Lastly, we explored whether the discrepancies in effect directions of cg18031596 could be explained by chance, provided that the association is not a false positive. Considering the entire sample, if the discovery EWAS by chance oversampled from the upper tail of the methylation distribution of DCI cases and the lower tail of the methylation distribution of DCI controls, then the remaining samples left for the replication analysis would give the impression of an effect in the opposite direction. This explanation was supported by our simulation experiments where the chance of such oversampling was 8 in 1229. Sampling variation like this is unlikely but not impossible, and once this has happened, an opposite effect estimate is highly likely to follow (100% of the time in our simulation). A sample size as small as a few dozen added an extra possibility of large statistical fluctuations. It is also possible that the observed opposite effects were the results of a combination of multiple explanations discussed above.
We found some evidence of associations between ANGPT1 methylation and patient recovery at 3 and 12 months post hemorrhage, although this does not replicate in the follow-up cohort (where we cannot adjust for surrogate variables). This is consistent with a previous study demonstrating that a high concentration of serum ANG-1 predicts better 3-month post-hemorrhage GOS [36]. This relatively long-term effect of ANGPT1 methylation may be mediated through its effect on DCI risk, since patients displaying higher level of methylation tend not to suffer DCI and therefore recover better. The relationship may also be independent of or only partially mediated by DCI risk, which will need to be examined in future studies.

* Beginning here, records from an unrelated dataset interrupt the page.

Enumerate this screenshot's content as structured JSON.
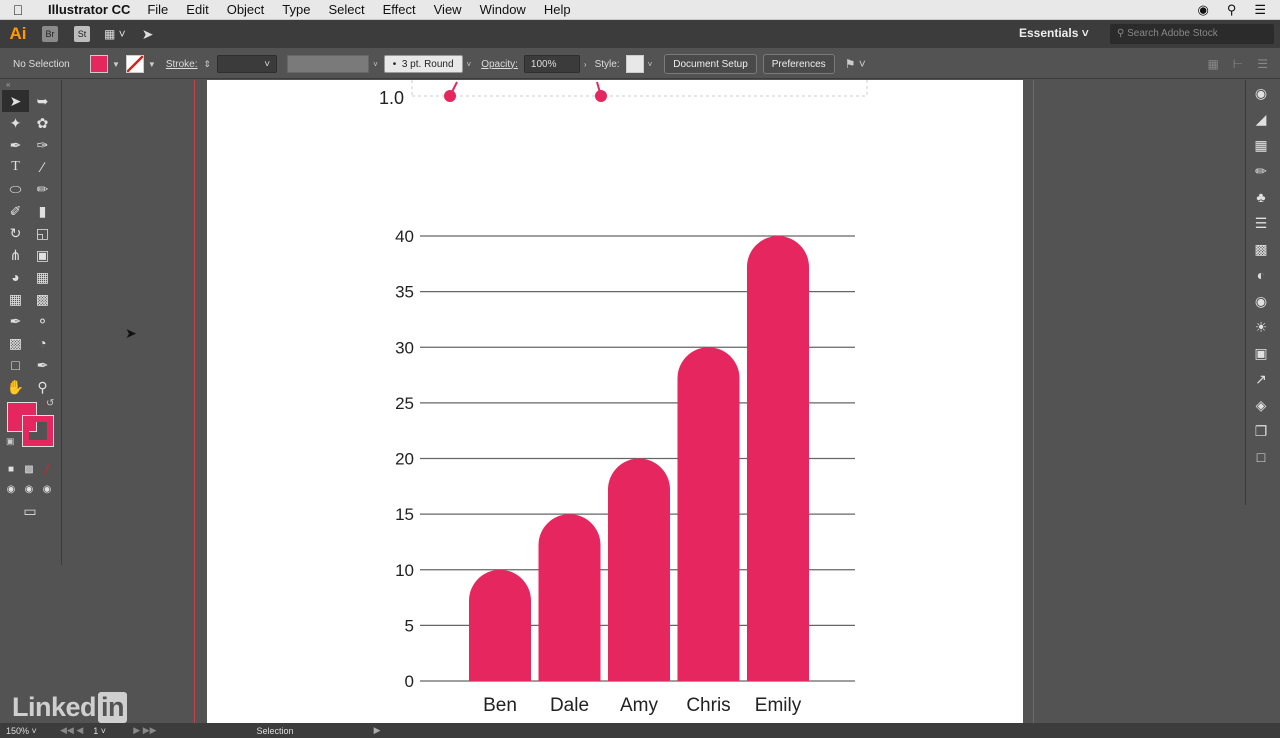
{
  "menubar": {
    "app_name": "Illustrator CC",
    "items": [
      "File",
      "Edit",
      "Object",
      "Type",
      "Select",
      "Effect",
      "View",
      "Window",
      "Help"
    ]
  },
  "appbar": {
    "logo": "Ai",
    "bridge": "Br",
    "stock": "St",
    "workspace": "Essentials",
    "search_placeholder": "Search Adobe Stock"
  },
  "control": {
    "selection_label": "No Selection",
    "stroke_label": "Stroke:",
    "brush_label": "3 pt. Round",
    "opacity_label": "Opacity:",
    "opacity_value": "100%",
    "style_label": "Style:",
    "doc_setup": "Document Setup",
    "preferences": "Preferences",
    "fill_color": "#e5265f"
  },
  "status": {
    "zoom": "150%",
    "page": "1",
    "mode": "Selection"
  },
  "watermark": {
    "text1": "Linked",
    "text2": "in"
  },
  "top_chart_label": "1.0",
  "chart_data": {
    "type": "bar",
    "categories": [
      "Ben",
      "Dale",
      "Amy",
      "Chris",
      "Emily"
    ],
    "values": [
      10,
      15,
      20,
      30,
      40
    ],
    "ylim": [
      0,
      40
    ],
    "yticks": [
      "0",
      "5",
      "10",
      "15",
      "20",
      "25",
      "30",
      "35",
      "40"
    ],
    "grid": true,
    "bar_color": "#e5265f"
  }
}
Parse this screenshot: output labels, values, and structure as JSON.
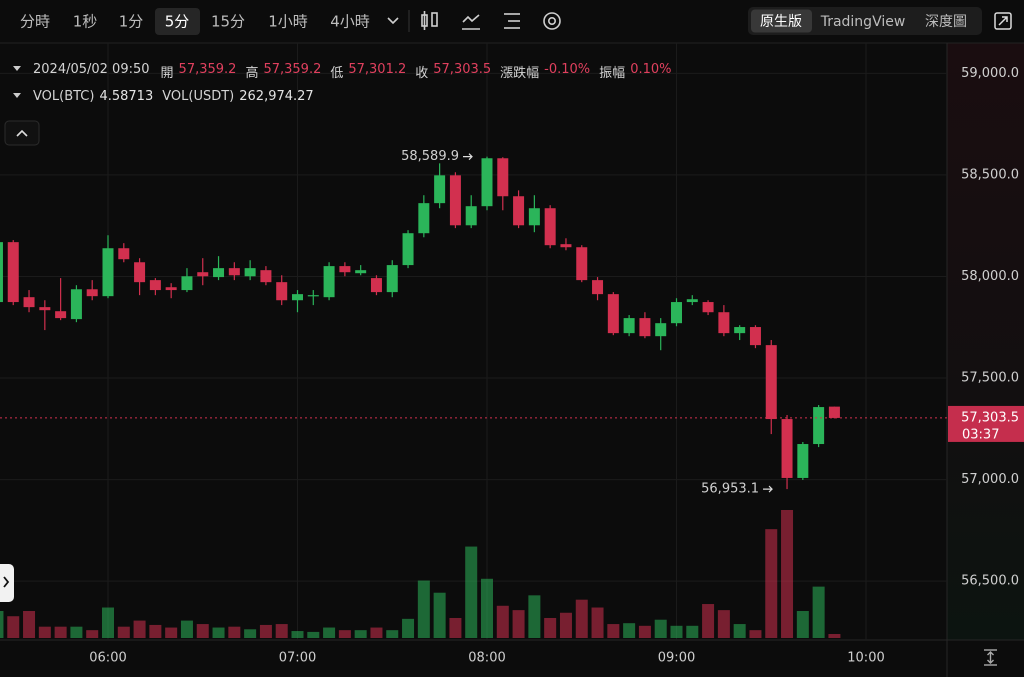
{
  "toolbar": {
    "intervals": [
      "分時",
      "1秒",
      "1分",
      "5分",
      "15分",
      "1小時",
      "4小時"
    ],
    "selected_interval": 3,
    "views": [
      "原生版",
      "TradingView",
      "深度圖"
    ],
    "selected_view": 0
  },
  "legend": {
    "datetime": "2024/05/02 09:50",
    "fields": [
      {
        "label": "開",
        "value": "57,359.2"
      },
      {
        "label": "高",
        "value": "57,359.2"
      },
      {
        "label": "低",
        "value": "57,301.2"
      },
      {
        "label": "收",
        "value": "57,303.5"
      },
      {
        "label": "漲跌幅",
        "value": "-0.10%"
      },
      {
        "label": "振幅",
        "value": "0.10%"
      }
    ],
    "volume": [
      {
        "label": "VOL(BTC)",
        "value": "4.58713"
      },
      {
        "label": "VOL(USDT)",
        "value": "262,974.27"
      }
    ]
  },
  "chart_data": {
    "type": "candlestick",
    "x": [
      "05:25",
      "05:30",
      "05:35",
      "05:40",
      "05:45",
      "05:50",
      "05:55",
      "06:00",
      "06:05",
      "06:10",
      "06:15",
      "06:20",
      "06:25",
      "06:30",
      "06:35",
      "06:40",
      "06:45",
      "06:50",
      "06:55",
      "07:00",
      "07:05",
      "07:10",
      "07:15",
      "07:20",
      "07:25",
      "07:30",
      "07:35",
      "07:40",
      "07:45",
      "07:50",
      "07:55",
      "08:00",
      "08:05",
      "08:10",
      "08:15",
      "08:20",
      "08:25",
      "08:30",
      "08:35",
      "08:40",
      "08:45",
      "08:50",
      "08:55",
      "09:00",
      "09:05",
      "09:10",
      "09:15",
      "09:20",
      "09:25",
      "09:30",
      "09:35",
      "09:40",
      "09:45",
      "09:50"
    ],
    "open": [
      57874,
      58169,
      57898,
      57849,
      57829,
      57790,
      57937,
      57903,
      58139,
      58070,
      57982,
      57947,
      57933,
      58021,
      57997,
      58041,
      58001,
      58031,
      57972,
      57883,
      57903,
      57898,
      58051,
      58016,
      57992,
      57923,
      58056,
      58213,
      58361,
      58498,
      58252,
      58346,
      58582,
      58395,
      58252,
      58336,
      58159,
      58144,
      57982,
      57913,
      57721,
      57795,
      57706,
      57770,
      57874,
      57874,
      57824,
      57721,
      57751,
      57662,
      57298,
      57008,
      57175,
      57359.2
    ],
    "high": [
      58179,
      58179,
      57933,
      57883,
      57992,
      57957,
      57982,
      58203,
      58164,
      58090,
      57992,
      57967,
      58041,
      58090,
      58100,
      58070,
      58080,
      58051,
      58006,
      57933,
      57933,
      58070,
      58070,
      58056,
      58006,
      58080,
      58228,
      58400,
      58557,
      58513,
      58400,
      58589.9,
      58587,
      58424,
      58400,
      58351,
      58188,
      58154,
      57997,
      57923,
      57810,
      57824,
      57795,
      57893,
      57908,
      57883,
      57859,
      57760,
      57760,
      57687,
      57318,
      57185,
      57367,
      57359.2
    ],
    "low": [
      57859,
      57859,
      57824,
      57736,
      57785,
      57775,
      57883,
      57893,
      58070,
      57908,
      57908,
      57893,
      57923,
      57957,
      57982,
      57982,
      57982,
      57957,
      57859,
      57824,
      57859,
      57883,
      58001,
      58006,
      57908,
      57898,
      58041,
      58193,
      58336,
      58238,
      58238,
      58326,
      58326,
      58238,
      58218,
      58139,
      58129,
      57972,
      57883,
      57711,
      57706,
      57696,
      57637,
      57755,
      57859,
      57810,
      57706,
      57687,
      57647,
      57224,
      56953.1,
      56998,
      57160,
      57301.2
    ],
    "close": [
      58169,
      57874,
      57849,
      57834,
      57795,
      57937,
      57903,
      58139,
      58085,
      57972,
      57933,
      57933,
      58001,
      58001,
      58041,
      58006,
      58041,
      57972,
      57883,
      57913,
      57908,
      58051,
      58021,
      58031,
      57923,
      58056,
      58213,
      58361,
      58498,
      58252,
      58346,
      58582,
      58395,
      58252,
      58336,
      58154,
      58144,
      57982,
      57913,
      57721,
      57795,
      57706,
      57770,
      57874,
      57888,
      57824,
      57721,
      57751,
      57662,
      57298,
      57008,
      57175,
      57357,
      57303.5
    ],
    "volume": [
      31,
      25,
      31,
      13,
      13,
      13,
      9,
      35,
      13,
      20,
      15,
      12,
      20,
      16,
      12,
      13,
      10,
      15,
      16,
      8,
      7,
      12,
      9,
      9,
      12,
      9,
      22,
      66,
      52,
      23,
      105,
      68,
      37,
      32,
      49,
      23,
      29,
      44,
      35,
      16,
      17,
      14,
      21,
      14,
      14,
      39,
      32,
      16,
      9,
      125,
      147,
      31,
      59,
      4.58713
    ],
    "up_color": "#2bb55a",
    "down_color": "#d2304f",
    "ylim": [
      56220,
      59115
    ],
    "yticks": [
      {
        "value": 56500,
        "label": "56,500.0"
      },
      {
        "value": 57000,
        "label": "57,000.0"
      },
      {
        "value": 57500,
        "label": "57,500.0"
      },
      {
        "value": 58000,
        "label": "58,000.0"
      },
      {
        "value": 58500,
        "label": "58,500.0"
      },
      {
        "value": 59000,
        "label": "59,000.0"
      }
    ],
    "xticks": [
      "06:00",
      "07:00",
      "08:00",
      "09:00",
      "10:00"
    ],
    "grid": true,
    "annotations": [
      {
        "text": "58,589.9",
        "at": "high",
        "index": 31
      },
      {
        "text": "56,953.1",
        "at": "low",
        "index": 50
      }
    ],
    "last_price": {
      "label": "57,303.5",
      "countdown": "03:37"
    }
  }
}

This study has several strengths. Cross-sectional EWAS is often criticized for the possibility of reverse causality. Although methylation can both influence and be influenced by health conditions, the longitudinal design of our study naturally established the proper temporality. The use of surrogate variables minimized confounding from technical artifacts and cell type heterogeneity. We also note several limitations that should be taken into consideration for result interpretation. First, it is still under debate that if blood is a relevant tissue for studying brain conditions. For a study of DCI, there is some evidence suggesting its usefulness. Immune cell populations are likely to reflect biological changes ensuing inflammatory response, which has been shown to correlate with DCI events [8, 9]. Second, the targeted replication assay limited our ability to adjust for cell type heterogeneity in the replication analysis, which, as discussed above, may contribute to the inconsistent effects of ANGPT1 methylation in the discovery and the replication analysis. Third, although we excluded any samples collected after the first 48 h post hemorrhage, there may still be some level of heterogeneity among samples within the 48-h period. Fourth, sample size is a recurrent challenge in studies of diseases with low incidence and high mortality, and we were not able to seek external replication cohorts with DNA methylation data collected. One prominent consequence of the small sample size is that the statistical model may not sustain an adjustment of all necessary covariates, and this prevented us from adjusting for factors that are thought to be clinically important for DCI, such as Fisher scale and smoking status. Nonetheless, we applied surrogate variable analysis which is designed to remove the effect of any uncontrolled variables. Lastly, there were some lost to follow-up at 3 months and 12 months post injury, which may affect our analysis of recovery outcomes at those time points if the drop-out was not random.